Thank you, Bernie, for your clear articulation of this. (Goes to show what remaining independent does for one’s ability to speak honestly and frankly about the affairs of the nation.)
There’s nothing especially noteworthy about this situation – China runs this way, Russia runs this way, the Vatican runs this way, Machiavelli lived and breathed this logic, and so did the senate and consuls in ancient Rome – but America remains committed (last time I checked) to popular, representative democracy as the way to secure the general Welfare and the Blessings of Liberty (preamble to the US Constitution). As long as this commitment stands, circumstances such as those of the present simply cannot be allowed. Look at what happens.
Next week, Sanders will be introducing legislation to force a breakup of the six largest banks in the US.
By the way, if the concentration of influence, capture of government, and failure of both markets and democracy is a problem in the financial sector, what about other industries? On Tuesday, in his coolly received lunchtime keynote at the VBSR conference in Burlington, Vermont, Seventh Generation CEO John Replogle marveled at the fact that Wal-Mart’s economy was now as large as the GDPs of the poorest 161 nations combined. Um, concentrated much? Where is that going to lead…?

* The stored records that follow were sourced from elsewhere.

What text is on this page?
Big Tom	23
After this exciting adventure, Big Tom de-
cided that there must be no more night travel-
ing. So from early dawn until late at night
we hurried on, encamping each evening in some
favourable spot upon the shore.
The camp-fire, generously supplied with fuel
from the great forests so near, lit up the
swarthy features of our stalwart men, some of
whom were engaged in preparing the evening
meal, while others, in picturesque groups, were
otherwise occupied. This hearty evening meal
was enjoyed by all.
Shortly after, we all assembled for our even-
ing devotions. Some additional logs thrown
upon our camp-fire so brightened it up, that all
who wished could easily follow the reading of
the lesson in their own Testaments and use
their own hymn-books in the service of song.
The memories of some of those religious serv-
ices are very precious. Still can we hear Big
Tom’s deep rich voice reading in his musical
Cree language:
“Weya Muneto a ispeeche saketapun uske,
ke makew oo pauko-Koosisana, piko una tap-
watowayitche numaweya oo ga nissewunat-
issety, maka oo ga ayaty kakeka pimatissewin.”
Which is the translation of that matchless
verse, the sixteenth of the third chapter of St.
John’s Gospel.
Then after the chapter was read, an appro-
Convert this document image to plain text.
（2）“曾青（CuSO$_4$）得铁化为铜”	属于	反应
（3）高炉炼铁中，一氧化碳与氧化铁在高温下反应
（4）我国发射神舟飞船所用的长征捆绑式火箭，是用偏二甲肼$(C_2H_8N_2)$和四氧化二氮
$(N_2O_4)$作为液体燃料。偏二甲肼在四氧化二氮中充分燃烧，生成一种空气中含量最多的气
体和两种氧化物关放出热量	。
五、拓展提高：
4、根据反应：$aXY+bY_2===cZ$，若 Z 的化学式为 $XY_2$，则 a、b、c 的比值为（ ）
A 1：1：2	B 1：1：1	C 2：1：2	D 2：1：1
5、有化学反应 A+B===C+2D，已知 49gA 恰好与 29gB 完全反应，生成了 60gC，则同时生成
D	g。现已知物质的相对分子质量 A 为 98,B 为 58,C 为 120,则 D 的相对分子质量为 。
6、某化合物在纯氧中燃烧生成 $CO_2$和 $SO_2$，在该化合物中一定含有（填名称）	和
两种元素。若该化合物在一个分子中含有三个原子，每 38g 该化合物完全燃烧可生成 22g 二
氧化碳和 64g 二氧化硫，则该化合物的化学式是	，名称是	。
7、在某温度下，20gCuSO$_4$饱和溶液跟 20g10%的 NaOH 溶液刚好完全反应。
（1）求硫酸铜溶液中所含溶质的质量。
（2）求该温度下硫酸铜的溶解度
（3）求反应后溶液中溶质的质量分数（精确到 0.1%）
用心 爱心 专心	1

MBA students of the world, ask yourselves: is it your lot to do the bidding of the few, the influential, and the democratically unaccountable – and hope a few crumbs fall from their table that put you slightly ahead of every other laboring schmuck in the disintegrating middle class – or should you be able to freely take risks and throw your energy, creativity, and skills into the ring with others like you and create the good society and the sustainable prosperity that you and your community deserve? Think about that question. Get involved. Study political economy. Because Sanders is quite accurate in both his diagnosis and his proposed treatment, and whether he succeeds or not, you need to understand why, for the sake of your own humanity.